Naar inhoud springen

Martinus Johannes Conrad

Uit Wikipedia, de vrije encyclopedie

Martinus Johannes Conrad (Delft, 21 september 1773 - Amsterdam, 17 februari 1810[1]) was een Nederlands waterbouwkundige. Hij werkte aan de strandhoofden bij de Hondsbossche zeedijk en werd daarna kort genieofficier. Hij verliet de militaire dienst en werd opzichter van de Baardwijkse Overlaat.

Hij was de broer van Frederik Willem Conrad. Beide broers werden na het overlijden van hun ouders opgenomen in het weeshuis in Delft en later in de fundatie van Renswoude te 's Gravenhage opgenomen, waar hij technisch onderwijs ontving. In 1794 werd hij opzichter bij de bouw van strandhoofden aan de Hondsbossche Zeewering, in 1795 was hij korte tijd aan de Grebbe werkzaam, en keerde dat jaar terug hij naar Delft om zich verder te bekwamen in de theoretische vakken.

In 1797 werd hij extraordinaris ingenieur bij de genie, in 1799 werd hij luitenant-ingenieur met standplaats Woerden, maar kort daarna wordt hij ingezet bij het veldleger, dat de in Noord-Holland gelande Engelsen en Russen moest bestrijden. Daarna wordt hij gestationeerd in Den Helder, Alkmaar, Muiden, Brielle en in Westerwolde. In november 1806 krijgt hij op eigen verzoek vervroegd pensioen, waarschijnlijk vanwege de slechte toestand van zijn gezichtsvermogen.
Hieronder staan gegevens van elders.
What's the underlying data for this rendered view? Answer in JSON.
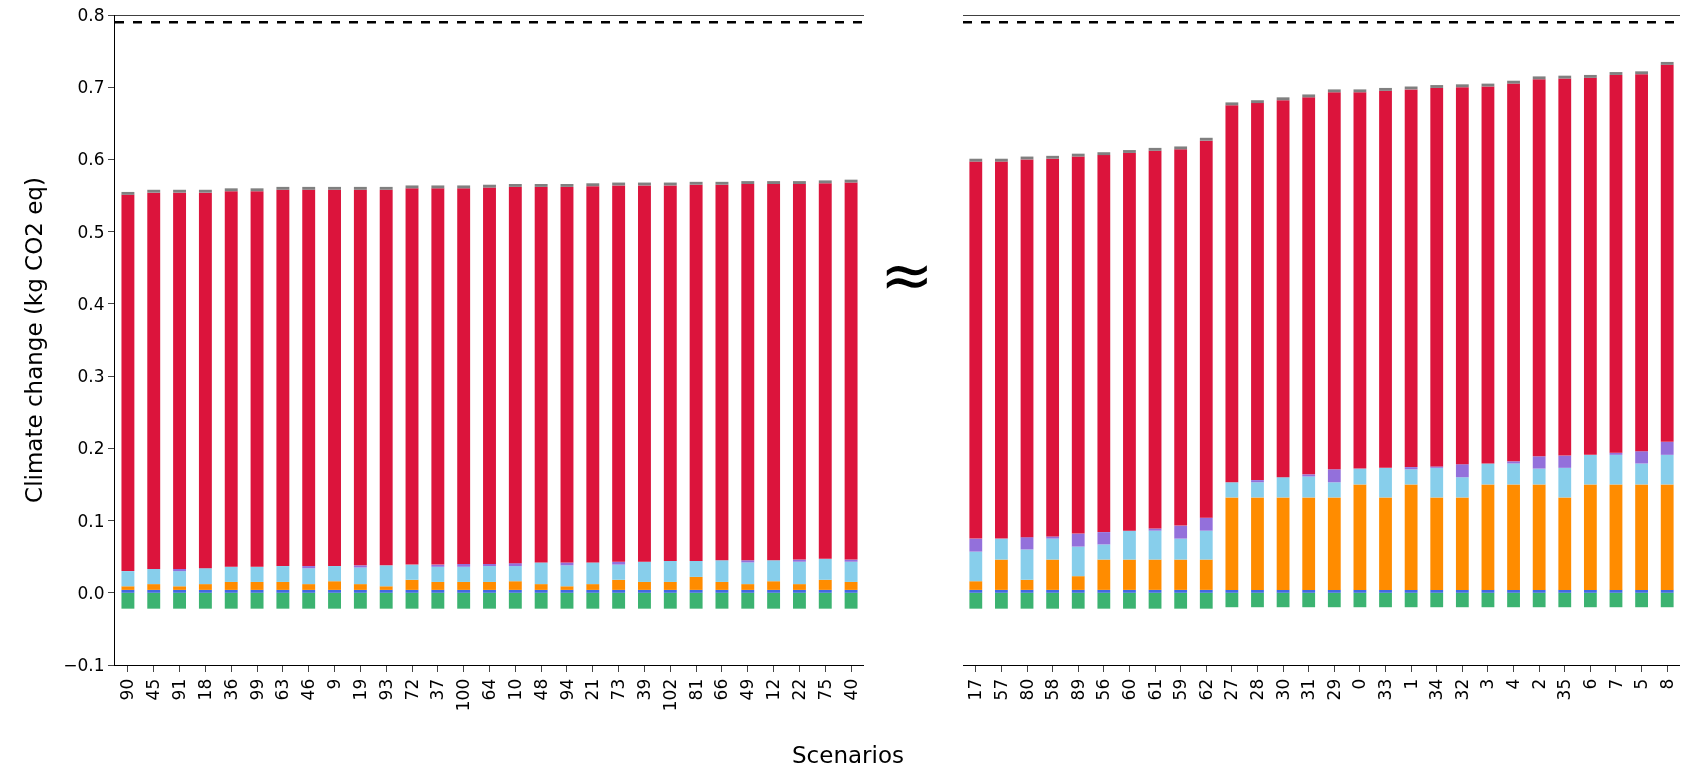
{
  "chart_data": [
    {
      "type": "bar",
      "stacked": true,
      "ylabel": "Climate change (kg CO2 eq)",
      "xlabel": "Scenarios",
      "categories": [
        "90",
        "45",
        "91",
        "18",
        "36",
        "99",
        "63",
        "46",
        "9",
        "19",
        "93",
        "72",
        "37",
        "100",
        "64",
        "10",
        "48",
        "94",
        "21",
        "73",
        "39",
        "102",
        "81",
        "66",
        "49",
        "12",
        "22",
        "75",
        "40"
      ],
      "ylim": [
        -0.1,
        0.8
      ],
      "yticks": [
        {
          "value": -0.1,
          "label": "−0.1"
        },
        {
          "value": 0,
          "label": "0.0"
        },
        0.1,
        0.2,
        0.3,
        0.4,
        0.5,
        0.6,
        0.7,
        0.8
      ],
      "series": [
        {
          "color": "#3cb371",
          "values": [
            -0.022,
            -0.022,
            -0.022,
            -0.022,
            -0.022,
            -0.022,
            -0.022,
            -0.022,
            -0.022,
            -0.022,
            -0.022,
            -0.022,
            -0.022,
            -0.022,
            -0.022,
            -0.022,
            -0.022,
            -0.022,
            -0.022,
            -0.022,
            -0.022,
            -0.022,
            -0.022,
            -0.022,
            -0.022,
            -0.022,
            -0.022,
            -0.022,
            -0.022
          ]
        },
        {
          "color": "#4169e1",
          "values": [
            0.004,
            0.004,
            0.004,
            0.004,
            0.004,
            0.004,
            0.004,
            0.004,
            0.004,
            0.004,
            0.004,
            0.004,
            0.004,
            0.004,
            0.004,
            0.004,
            0.004,
            0.004,
            0.004,
            0.004,
            0.004,
            0.004,
            0.004,
            0.004,
            0.004,
            0.004,
            0.004,
            0.004,
            0.004
          ]
        },
        {
          "color": "#ff8c00",
          "values": [
            0.005,
            0.008,
            0.005,
            0.008,
            0.011,
            0.011,
            0.011,
            0.008,
            0.012,
            0.008,
            0.005,
            0.014,
            0.011,
            0.011,
            0.011,
            0.012,
            0.008,
            0.005,
            0.008,
            0.014,
            0.011,
            0.011,
            0.018,
            0.011,
            0.008,
            0.012,
            0.008,
            0.014,
            0.011
          ]
        },
        {
          "color": "#87ceeb",
          "values": [
            0.021,
            0.021,
            0.021,
            0.022,
            0.021,
            0.021,
            0.022,
            0.022,
            0.021,
            0.023,
            0.029,
            0.021,
            0.021,
            0.021,
            0.022,
            0.021,
            0.03,
            0.029,
            0.03,
            0.021,
            0.028,
            0.029,
            0.022,
            0.03,
            0.03,
            0.029,
            0.031,
            0.029,
            0.028
          ]
        },
        {
          "color": "#9370db",
          "values": [
            0,
            0,
            0.003,
            0,
            0,
            0,
            0,
            0.003,
            0,
            0.003,
            0,
            0,
            0.003,
            0.004,
            0.003,
            0.004,
            0,
            0.004,
            0,
            0.004,
            0,
            0,
            0,
            0,
            0.003,
            0,
            0.003,
            0,
            0.003
          ]
        },
        {
          "color": "#dc143c",
          "values": [
            0.521,
            0.521,
            0.521,
            0.52,
            0.52,
            0.52,
            0.521,
            0.521,
            0.521,
            0.52,
            0.52,
            0.521,
            0.521,
            0.52,
            0.521,
            0.521,
            0.52,
            0.52,
            0.521,
            0.521,
            0.521,
            0.52,
            0.521,
            0.52,
            0.521,
            0.521,
            0.52,
            0.52,
            0.522
          ]
        },
        {
          "color": "#808080",
          "values": [
            0.004,
            0.004,
            0.004,
            0.004,
            0.004,
            0.004,
            0.004,
            0.004,
            0.004,
            0.004,
            0.004,
            0.004,
            0.004,
            0.004,
            0.004,
            0.004,
            0.004,
            0.004,
            0.004,
            0.004,
            0.004,
            0.004,
            0.004,
            0.004,
            0.004,
            0.004,
            0.004,
            0.004,
            0.004
          ]
        }
      ],
      "ref_lines": [
        {
          "axis": "y",
          "value": 0.8,
          "color": "#000000",
          "line_style": "solid"
        },
        {
          "axis": "y",
          "value": 0.79,
          "color": "#000000",
          "line_style": "dashed"
        }
      ]
    },
    {
      "type": "bar",
      "stacked": true,
      "tick_labels": "x",
      "annotations": [
        "≈"
      ],
      "categories": [
        "17",
        "57",
        "80",
        "58",
        "89",
        "56",
        "60",
        "61",
        "59",
        "62",
        "27",
        "28",
        "30",
        "31",
        "29",
        "0",
        "33",
        "1",
        "34",
        "32",
        "3",
        "4",
        "2",
        "35",
        "6",
        "7",
        "5",
        "8"
      ],
      "ylim": [
        -0.1,
        0.8
      ],
      "series": [
        {
          "color": "#3cb371",
          "values": [
            -0.022,
            -0.022,
            -0.022,
            -0.022,
            -0.022,
            -0.022,
            -0.022,
            -0.022,
            -0.022,
            -0.022,
            -0.02,
            -0.02,
            -0.02,
            -0.02,
            -0.02,
            -0.02,
            -0.02,
            -0.02,
            -0.02,
            -0.02,
            -0.02,
            -0.02,
            -0.02,
            -0.02,
            -0.02,
            -0.02,
            -0.02,
            -0.02
          ]
        },
        {
          "color": "#4169e1",
          "values": [
            0.004,
            0.004,
            0.004,
            0.004,
            0.004,
            0.004,
            0.004,
            0.004,
            0.004,
            0.004,
            0.004,
            0.004,
            0.004,
            0.004,
            0.004,
            0.004,
            0.004,
            0.004,
            0.004,
            0.004,
            0.004,
            0.004,
            0.004,
            0.004,
            0.004,
            0.004,
            0.004,
            0.004
          ]
        },
        {
          "color": "#ff8c00",
          "values": [
            0.012,
            0.042,
            0.014,
            0.042,
            0.019,
            0.042,
            0.042,
            0.042,
            0.042,
            0.042,
            0.128,
            0.128,
            0.128,
            0.128,
            0.128,
            0.146,
            0.128,
            0.146,
            0.128,
            0.128,
            0.146,
            0.146,
            0.146,
            0.128,
            0.146,
            0.146,
            0.146,
            0.146
          ]
        },
        {
          "color": "#87ceeb",
          "values": [
            0.041,
            0.029,
            0.042,
            0.029,
            0.041,
            0.021,
            0.04,
            0.04,
            0.029,
            0.04,
            0.021,
            0.021,
            0.028,
            0.029,
            0.021,
            0.022,
            0.041,
            0.021,
            0.041,
            0.028,
            0.029,
            0.029,
            0.022,
            0.041,
            0.041,
            0.041,
            0.029,
            0.041
          ]
        },
        {
          "color": "#9370db",
          "values": [
            0.018,
            0,
            0.017,
            0.003,
            0.018,
            0.017,
            0,
            0.003,
            0.018,
            0.018,
            0,
            0.003,
            0,
            0.003,
            0.018,
            0,
            0,
            0.003,
            0.002,
            0.018,
            0,
            0.003,
            0.017,
            0.017,
            0,
            0.003,
            0.017,
            0.018
          ]
        },
        {
          "color": "#dc143c",
          "values": [
            0.522,
            0.522,
            0.523,
            0.523,
            0.522,
            0.522,
            0.523,
            0.523,
            0.521,
            0.522,
            0.522,
            0.522,
            0.522,
            0.522,
            0.522,
            0.521,
            0.522,
            0.523,
            0.524,
            0.522,
            0.522,
            0.523,
            0.522,
            0.522,
            0.522,
            0.523,
            0.522,
            0.522
          ]
        },
        {
          "color": "#808080",
          "values": [
            0.004,
            0.004,
            0.004,
            0.004,
            0.004,
            0.004,
            0.004,
            0.004,
            0.004,
            0.004,
            0.004,
            0.004,
            0.004,
            0.004,
            0.004,
            0.004,
            0.004,
            0.004,
            0.004,
            0.004,
            0.004,
            0.004,
            0.004,
            0.004,
            0.004,
            0.004,
            0.004,
            0.004
          ]
        }
      ],
      "ref_lines": [
        {
          "axis": "y",
          "value": 0.8,
          "color": "#000000",
          "line_style": "solid"
        },
        {
          "axis": "y",
          "value": 0.79,
          "color": "#000000",
          "line_style": "dashed"
        }
      ]
    }
  ]
}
Vanaf 1807 is hij opzichter bij de Baardwijkse Overlaat met een bezoldiging van ƒ 3. - per dag, maar ook dit is hij niet lang gebleven, hij ging kort daarna in Alkmaar wonen, waar hij in 1803 trouwde als "lieutenenant insigneur" met Soutje Monsieur.[2] Hij kreeg op 7 februari 1806 een zoon, Meindert. Om onbekende reden kreeg deze de achternaam Monsieur. Hij kreeg nog twee kinderen die jong overleden.